I have to make a Java program which finds all repeating sub-strings of length n in a given String. The input is string is extremely long and a brute-force approach takes too much time.
I alread tried:
Presently I am finding each sub-string separately and checking for repetitions of that sub-string using the KMP alogrithm. This too is taking too much time.
What is a more efficient approach for this problem?
I am going to take @peter.petrov's suggestion and enhance it by explaining how can one actually use a suffix tree to solve the problem:
1. Create a suffix tree from the string, let it be `T`.
2. Find all nodes of depth `n` in the tree, let that set of nodes be `S`. This can be done using DFS, for example.

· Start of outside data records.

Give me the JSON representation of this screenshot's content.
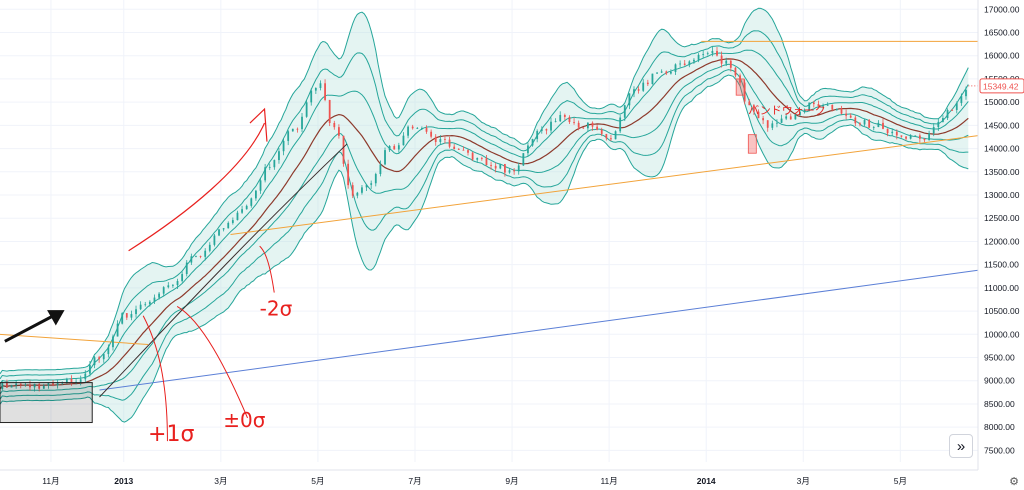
{
  "chart_data": {
    "type": "candlestick",
    "title": "",
    "instrument": "",
    "y_axis": {
      "position": "right",
      "ylim": [
        7250,
        17200
      ],
      "ticks": [
        "7500.00",
        "8000.00",
        "8500.00",
        "9000.00",
        "9500.00",
        "10000.00",
        "10500.00",
        "11000.00",
        "11500.00",
        "12000.00",
        "12500.00",
        "13000.00",
        "13500.00",
        "14000.00",
        "14500.00",
        "15000.00",
        "15500.00",
        "16000.00",
        "16500.00",
        "17000.00"
      ]
    },
    "x_axis": {
      "labels": [
        {
          "t": 0.5,
          "label": "11月"
        },
        {
          "t": 2,
          "label": "2013"
        },
        {
          "t": 4,
          "label": "3月"
        },
        {
          "t": 6,
          "label": "5月"
        },
        {
          "t": 8,
          "label": "7月"
        },
        {
          "t": 10,
          "label": "9月"
        },
        {
          "t": 12,
          "label": "11月"
        },
        {
          "t": 14,
          "label": "2014"
        },
        {
          "t": 16,
          "label": "3月"
        },
        {
          "t": 18,
          "label": "5月"
        }
      ],
      "range_months": [
        -0.55,
        19.6
      ]
    },
    "last_price": "15349.42",
    "price_path": [
      [
        -0.55,
        8900
      ],
      [
        0.5,
        8900
      ],
      [
        1.0,
        9000
      ],
      [
        1.5,
        9500
      ],
      [
        2.0,
        10400
      ],
      [
        2.5,
        10700
      ],
      [
        3.0,
        11100
      ],
      [
        3.5,
        11700
      ],
      [
        4.0,
        12200
      ],
      [
        4.5,
        12800
      ],
      [
        5.0,
        13600
      ],
      [
        5.5,
        14400
      ],
      [
        6.0,
        15400
      ],
      [
        6.35,
        14400
      ],
      [
        6.7,
        13000
      ],
      [
        7.0,
        13200
      ],
      [
        7.5,
        14000
      ],
      [
        8.0,
        14500
      ],
      [
        8.5,
        14200
      ],
      [
        9.0,
        13900
      ],
      [
        9.5,
        13700
      ],
      [
        10.0,
        13500
      ],
      [
        10.5,
        14300
      ],
      [
        11.0,
        14700
      ],
      [
        11.5,
        14500
      ],
      [
        12.0,
        14200
      ],
      [
        12.5,
        15200
      ],
      [
        13.0,
        15600
      ],
      [
        13.5,
        15800
      ],
      [
        14.0,
        16100
      ],
      [
        14.5,
        15800
      ],
      [
        14.9,
        14900
      ],
      [
        15.3,
        14500
      ],
      [
        15.8,
        14700
      ],
      [
        16.2,
        15000
      ],
      [
        16.6,
        14900
      ],
      [
        17.0,
        14600
      ],
      [
        17.5,
        14500
      ],
      [
        18.0,
        14300
      ],
      [
        18.5,
        14200
      ],
      [
        19.0,
        14800
      ],
      [
        19.4,
        15349.42
      ]
    ],
    "bands": {
      "sigma_multiples": [
        1,
        2,
        3
      ]
    },
    "lines": [
      {
        "name": "orange-resistance",
        "color": "#f2a33a",
        "from": [
          13.9,
          16310
        ],
        "to": [
          19.6,
          16310
        ]
      },
      {
        "name": "orange-support",
        "color": "#f2a33a",
        "from": [
          4.2,
          12150
        ],
        "to": [
          19.6,
          14280
        ]
      },
      {
        "name": "orange-short",
        "color": "#f2a33a",
        "from": [
          -0.55,
          10000
        ],
        "to": [
          2.5,
          9780
        ]
      },
      {
        "name": "blue-trend",
        "color": "#5b7fd6",
        "from": [
          1.5,
          8800
        ],
        "to": [
          19.6,
          11380
        ]
      }
    ],
    "annotations": [
      {
        "name": "band-walk-label",
        "text": "バンドウォーク",
        "color": "#e26b74"
      },
      {
        "name": "plus-one-sigma",
        "text": "+1σ"
      },
      {
        "name": "plus-minus-zero-sigma",
        "text": "±0σ"
      },
      {
        "name": "minus-two-sigma",
        "text": "-2σ"
      }
    ]
  },
  "colors": {
    "band_stroke": "#26a69a",
    "band_fill": "#b2dfdb",
    "midline": "#8d3a2c",
    "trend_line": "#3a2d2d",
    "candle_up": "#26a69a",
    "candle_down": "#ef5350",
    "price_label": "#ef5350",
    "handwriting": "#e8201e"
  },
  "ui": {
    "scroll_right_icon": "double-chevron-right-icon",
    "settings_icon": "gear-icon"
  }
}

3. For each node `n` in `S`, do the following:
3.1. Do a DFS, and count the number of terminals `n` leads to. Let this number be `count`
3.2. If `count>1`, yield the substring that is related to `n` (the path from root to `n`), and `count`
Note that this algorithm treats any substring of length n
and add it to the set S
, and from there it search for how many times this was actually a substring by counting the number of terminals this substring leads to.
This means that the complexity of the problem is O(Creation + Traversal)
- meaning, you first create the tree and then you traverse it (easy to see you don't traverse in steps 2-3 each node in the tree more than once). Since the traversal is obviously "faster" than creation of the tree - it leaves you with O(Creation)
, which as was pointed by @perer.petrov is O(|S|)
or O(|S|log|S|)
depending on your algorithm of choice.